声明:本页面是StackOverFlow热门问题的中英对照翻译,遵循CC BY-SA 4.0协议,如果您需要使用它,必须同样遵循CC BY-SA许可,注明原文地址和作者信息,同时你必须将它归于原作者(不是我):StackOverFlow
原文地址: http://stackoverflow.com/questions/16283799/
Warning: these are provided under cc-by-sa 4.0 license. You are free to use/share it, But you must attribute it to the original authors (not me):
StackOverFlow
How to read a CSV file from a URL with Python?
提问by mongotop
when I do curl to a API call link http://example.com/passkey=wedsmdjsjmdd
当我 curl 到 API 调用链接http://example.com/passkey=wedsmdjsjmdd
curl 'http://example.com/passkey=wedsmdjsjmdd'
I get the employee output data on a csv file format, like:
我以 csv 文件格式获取员工输出数据,例如:
"Steve","421","0","421","2","","","","","","","","","421","0","421","2"
how can parse through this using python.
如何使用python解析这个。
I tried:
我试过:
import csv
cr = csv.reader(open('http://example.com/passkey=wedsmdjsjmdd',"rb"))
for row in cr:
print row
but it didn't work and I got an error
但它没有用,我得到了一个错误
http://example.com/passkey=wedsmdjsjmdd No such file or directory:
http://example.com/passkey=wedsmdjsjmdd No such file or directory:
Thanks!
谢谢!
采纳答案by eandersson
You need to replace openwith urllib.urlopenor urllib2.urlopen.

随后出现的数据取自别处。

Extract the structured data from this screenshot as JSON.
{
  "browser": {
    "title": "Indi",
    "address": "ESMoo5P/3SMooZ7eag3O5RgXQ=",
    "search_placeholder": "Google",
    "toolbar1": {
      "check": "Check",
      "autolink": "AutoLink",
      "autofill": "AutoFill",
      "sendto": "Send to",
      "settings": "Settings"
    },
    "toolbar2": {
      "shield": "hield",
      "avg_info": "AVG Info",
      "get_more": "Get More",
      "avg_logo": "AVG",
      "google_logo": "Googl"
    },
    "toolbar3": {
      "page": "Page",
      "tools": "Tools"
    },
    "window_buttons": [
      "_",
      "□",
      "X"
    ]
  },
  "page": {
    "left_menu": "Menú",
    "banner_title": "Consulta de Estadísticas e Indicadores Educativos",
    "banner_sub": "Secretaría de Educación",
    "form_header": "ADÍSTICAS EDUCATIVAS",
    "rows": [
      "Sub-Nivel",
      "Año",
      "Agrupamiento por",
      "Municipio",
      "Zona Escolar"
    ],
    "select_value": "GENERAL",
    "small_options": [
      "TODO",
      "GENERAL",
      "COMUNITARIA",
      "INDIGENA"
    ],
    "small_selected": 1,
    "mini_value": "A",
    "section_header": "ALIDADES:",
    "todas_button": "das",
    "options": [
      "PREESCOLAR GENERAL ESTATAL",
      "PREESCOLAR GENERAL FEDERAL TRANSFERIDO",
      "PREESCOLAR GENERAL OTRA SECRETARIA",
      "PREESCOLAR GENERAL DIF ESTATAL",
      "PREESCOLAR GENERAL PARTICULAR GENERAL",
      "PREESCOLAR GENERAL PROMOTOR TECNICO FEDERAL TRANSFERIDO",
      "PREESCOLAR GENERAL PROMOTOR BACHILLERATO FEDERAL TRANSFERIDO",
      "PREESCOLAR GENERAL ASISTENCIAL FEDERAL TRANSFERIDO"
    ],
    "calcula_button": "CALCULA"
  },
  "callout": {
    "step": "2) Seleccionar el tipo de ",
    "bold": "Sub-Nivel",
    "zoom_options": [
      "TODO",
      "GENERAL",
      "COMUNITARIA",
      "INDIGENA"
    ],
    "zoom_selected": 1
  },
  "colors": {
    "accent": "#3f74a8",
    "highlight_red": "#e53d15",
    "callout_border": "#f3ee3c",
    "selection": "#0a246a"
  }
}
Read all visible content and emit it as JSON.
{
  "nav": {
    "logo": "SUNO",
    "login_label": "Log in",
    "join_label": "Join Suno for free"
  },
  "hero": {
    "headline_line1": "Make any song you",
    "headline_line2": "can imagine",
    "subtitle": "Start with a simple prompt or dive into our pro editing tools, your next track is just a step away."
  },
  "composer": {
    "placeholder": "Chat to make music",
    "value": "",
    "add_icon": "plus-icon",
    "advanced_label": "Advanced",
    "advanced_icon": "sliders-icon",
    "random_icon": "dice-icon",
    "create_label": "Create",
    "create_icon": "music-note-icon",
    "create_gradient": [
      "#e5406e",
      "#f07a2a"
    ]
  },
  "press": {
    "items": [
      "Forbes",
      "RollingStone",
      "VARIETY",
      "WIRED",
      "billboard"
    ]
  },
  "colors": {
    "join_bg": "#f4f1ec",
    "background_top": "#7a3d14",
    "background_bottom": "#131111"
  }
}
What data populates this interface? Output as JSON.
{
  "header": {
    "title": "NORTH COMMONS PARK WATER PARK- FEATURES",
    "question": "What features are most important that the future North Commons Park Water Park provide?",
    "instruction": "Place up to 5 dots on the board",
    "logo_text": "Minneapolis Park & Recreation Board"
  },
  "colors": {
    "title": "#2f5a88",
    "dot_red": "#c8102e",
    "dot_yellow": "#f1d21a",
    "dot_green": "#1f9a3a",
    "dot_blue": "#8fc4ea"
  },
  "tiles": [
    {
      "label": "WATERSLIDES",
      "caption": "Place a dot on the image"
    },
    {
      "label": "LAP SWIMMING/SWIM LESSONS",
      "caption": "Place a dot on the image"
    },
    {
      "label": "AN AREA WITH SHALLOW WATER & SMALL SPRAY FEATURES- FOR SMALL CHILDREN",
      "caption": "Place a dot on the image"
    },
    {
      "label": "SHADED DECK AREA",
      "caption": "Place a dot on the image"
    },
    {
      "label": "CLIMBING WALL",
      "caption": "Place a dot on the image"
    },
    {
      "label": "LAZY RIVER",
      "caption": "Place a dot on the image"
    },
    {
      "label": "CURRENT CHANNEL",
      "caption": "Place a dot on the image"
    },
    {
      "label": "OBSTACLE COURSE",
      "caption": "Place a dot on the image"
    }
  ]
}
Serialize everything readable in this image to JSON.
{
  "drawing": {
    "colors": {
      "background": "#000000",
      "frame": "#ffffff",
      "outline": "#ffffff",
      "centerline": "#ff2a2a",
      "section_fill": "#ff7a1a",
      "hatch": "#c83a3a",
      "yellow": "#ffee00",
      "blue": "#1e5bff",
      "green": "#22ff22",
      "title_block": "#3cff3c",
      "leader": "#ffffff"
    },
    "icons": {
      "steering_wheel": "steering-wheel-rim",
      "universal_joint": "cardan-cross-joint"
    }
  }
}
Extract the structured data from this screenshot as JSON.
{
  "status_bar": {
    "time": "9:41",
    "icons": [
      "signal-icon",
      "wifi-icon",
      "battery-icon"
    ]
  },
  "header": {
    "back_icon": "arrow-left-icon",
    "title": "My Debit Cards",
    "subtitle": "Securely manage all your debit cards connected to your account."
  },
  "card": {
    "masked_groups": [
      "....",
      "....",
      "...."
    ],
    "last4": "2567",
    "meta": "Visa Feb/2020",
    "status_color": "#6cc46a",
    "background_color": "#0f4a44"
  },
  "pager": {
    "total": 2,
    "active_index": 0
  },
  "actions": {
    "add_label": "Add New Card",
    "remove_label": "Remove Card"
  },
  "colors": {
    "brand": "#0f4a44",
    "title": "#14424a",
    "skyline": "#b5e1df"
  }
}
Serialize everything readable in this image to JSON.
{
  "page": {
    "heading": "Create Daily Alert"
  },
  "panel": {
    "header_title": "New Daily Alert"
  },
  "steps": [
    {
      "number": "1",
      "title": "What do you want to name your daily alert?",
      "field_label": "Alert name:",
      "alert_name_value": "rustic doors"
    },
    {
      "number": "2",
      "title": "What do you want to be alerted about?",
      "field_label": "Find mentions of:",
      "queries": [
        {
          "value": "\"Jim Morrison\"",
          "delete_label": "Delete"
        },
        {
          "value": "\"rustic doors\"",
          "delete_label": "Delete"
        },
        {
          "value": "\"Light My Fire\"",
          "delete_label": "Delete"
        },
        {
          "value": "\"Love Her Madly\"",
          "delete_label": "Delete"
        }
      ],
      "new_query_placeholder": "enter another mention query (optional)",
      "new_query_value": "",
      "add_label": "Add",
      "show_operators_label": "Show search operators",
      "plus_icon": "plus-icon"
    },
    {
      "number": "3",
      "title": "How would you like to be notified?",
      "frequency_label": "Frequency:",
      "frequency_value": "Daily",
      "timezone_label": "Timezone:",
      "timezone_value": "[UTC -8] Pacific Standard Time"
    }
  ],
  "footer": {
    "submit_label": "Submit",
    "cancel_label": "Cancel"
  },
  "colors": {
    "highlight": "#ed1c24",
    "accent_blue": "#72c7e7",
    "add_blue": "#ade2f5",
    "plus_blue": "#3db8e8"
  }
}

您需要替换open为urllib.urlopen或urllib2.urlopen。
e.g.
例如
import csv
import urllib2
url = 'http://winterolympicsmedals.com/medals.csv'
response = urllib2.urlopen(url)
cr = csv.reader(response)
for row in cr:
print row
This would output the following
这将输出以下内容
Year,City,Sport,Discipline,NOC,Event,Event gender,Medal
1924,Chamonix,Skating,Figure skating,AUT,individual,M,Silver
1924,Chamonix,Skating,Figure skating,AUT,individual,W,Gold
...
回答by Kathirmani Sukumar
Using pandas it is very simple to read a csv file directly from a url
使用 pandas 直接从 url 读取 csv 文件非常简单
import pandas as pd
data = pd.read_csv('https://example.com/passkey=wedsmdjsjmdd')
This will read your data in tabular format, which will be very easy to process
这将以表格格式读取您的数据,这将非常容易处理
回答by Rodo
You could do it with the requests module as well:
你也可以用 requests 模块做到这一点:
url = 'http://winterolympicsmedals.com/medals.csv'
r = requests.get(url)
text = r.iter_lines()
reader = csv.reader(text, delimiter=',')
回答by The Aelfinn
To increase performance when downloading a large file, the below may work a bit more efficiently:
为了在下载大文件时提高性能,以下可能会更有效地工作:
import requests
from contextlib import closing
import csv
url = "http://download-and-process-csv-efficiently/python.csv"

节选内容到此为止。